Chef Bossert’s vision was to polish the city’s culinary standards and “give value to food,” as he put it. The chef had a big job ahead of him when he first arrived to Cairo; to revamp the hotel’s 14 restaurants and oversee the 1,200 rooms looked after by the room service department. How does one man take on such a big task? Bossert says it’s a simple mix of organization, managing the staff well and knowing your direction clearly from the start.
CWM: When did your relationship with the culinary world begin?
PB: My father is a chef so I was already surrounded by food while growing up.
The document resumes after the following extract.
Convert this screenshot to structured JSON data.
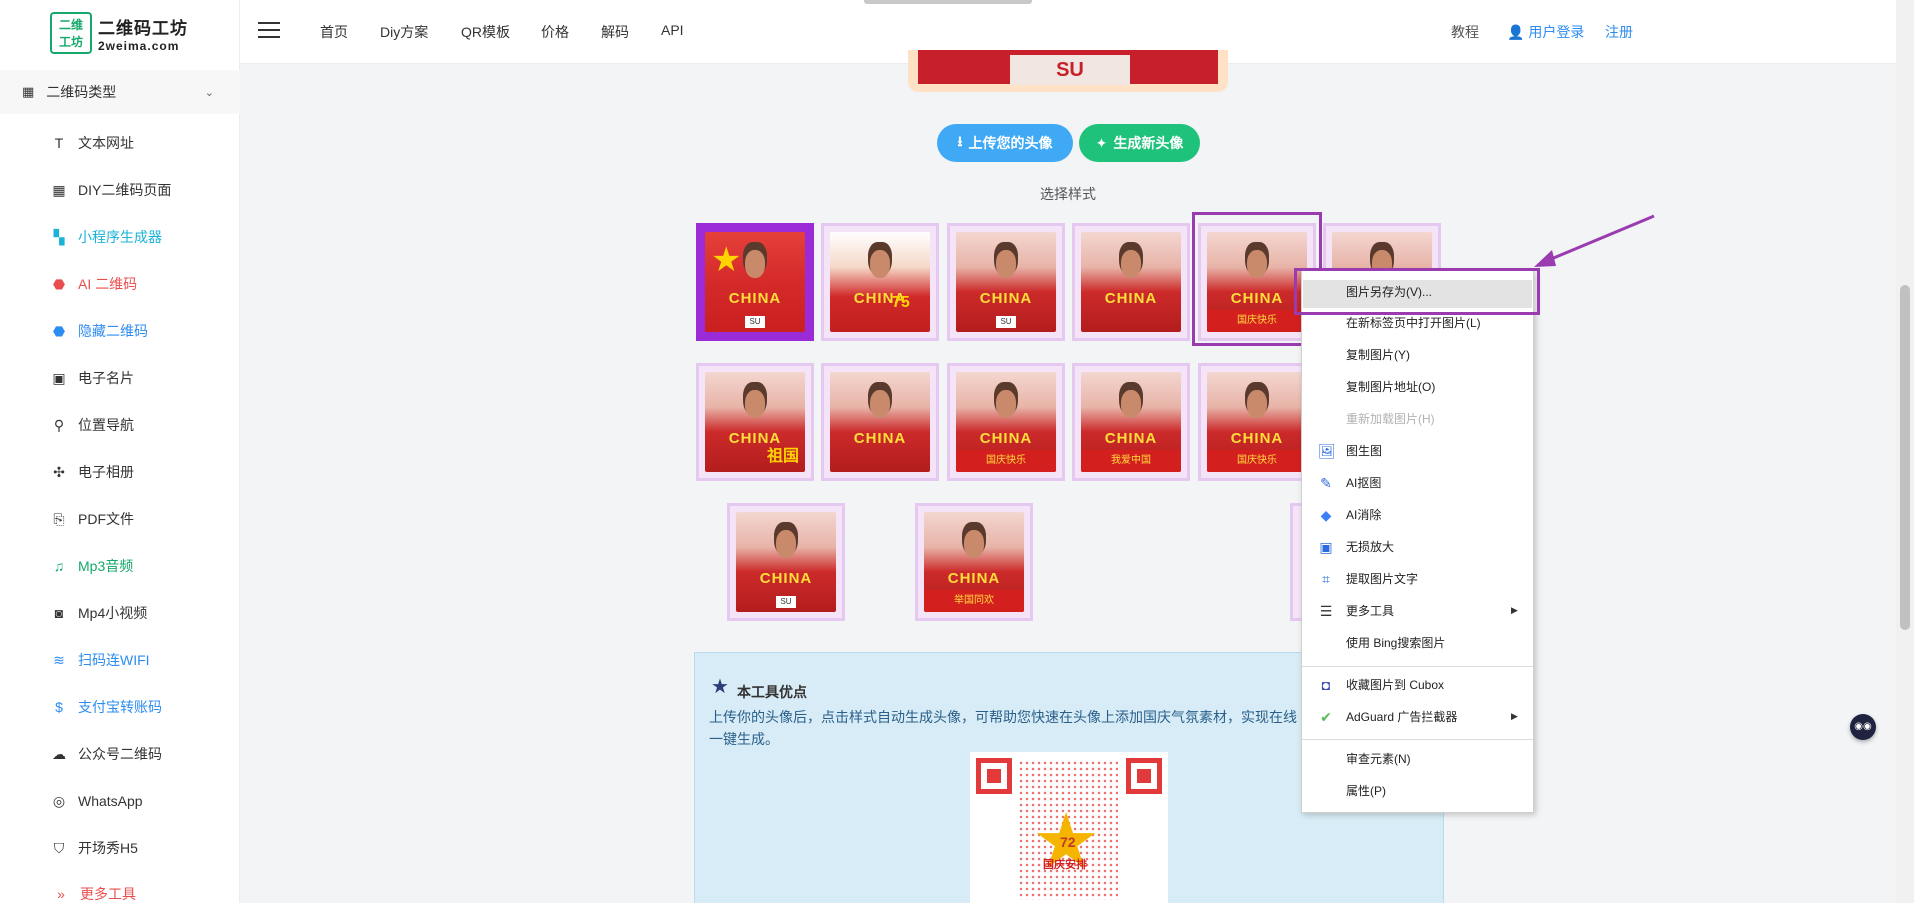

He had his own garden where he grew seasonal fruits and vegetables – he was crazy about it, waking up at 4 in the morning to care for delicate, white asparagus then working a full day as a chef in a restaurant. After watching my father, I knew I wanted to become a chef and, at 16 years old, started training at a three-star Michelin restaurant near my home in France.
What’s the biggest difference between managing a hotel versus a restaurant?
A chef in a restaurant doesn’t have the same vision as one in a hotel. I worked in a restaurant for 10 years to know what food is and to learn to cook, but after that I had to learn how to manage – it’s not the same thing at all. To get good results in such a big establishment you need communication. We’re not working with a staff of 10 like you would at a restaurant, here we have hundreds of workers and learning how to manage them is essential.
Where do you source your products?
For me a good dish is 60 per cent products and 40 per cent work and at the Marriott we get as many products from Egypt as possible. We have nice markets here that sell great fruits and vegetables – my goal is not to pick tomatoes from Holland when we have tomatoes in Egypt. For me that’s a shame, because a chef has to work with the country. When I work, I try to learn from the country I’m in as well as bring my own knowledge to it.
How have you brought your knowledge to the new menus being implemented throughout the hotel?
My vision was to take the best products I can find in Cairo and base my menus on what is available. There are some products like Foie Gras that I need to import but something like mangoes is easily accessible in Egypt. I want to combine what’s here with what we bring in to the country.
What are some of the difficulties you face as the executive chef?
Culinary-wise it’s not so easy to have consistency in quality and that’s so important. That, again, comes down to the consistency of the raw materials. If there are importation difficulties and we can’t get for example, Mascarpone, we won’t be able to make tiramisu – but that is out of our control.
Bossert hit the ground running with his new appointment as Executive Chef. His latest menu launch will be at the start of September with Saraya Gallery, the Marriott’s French bistro with an Egyptian flair.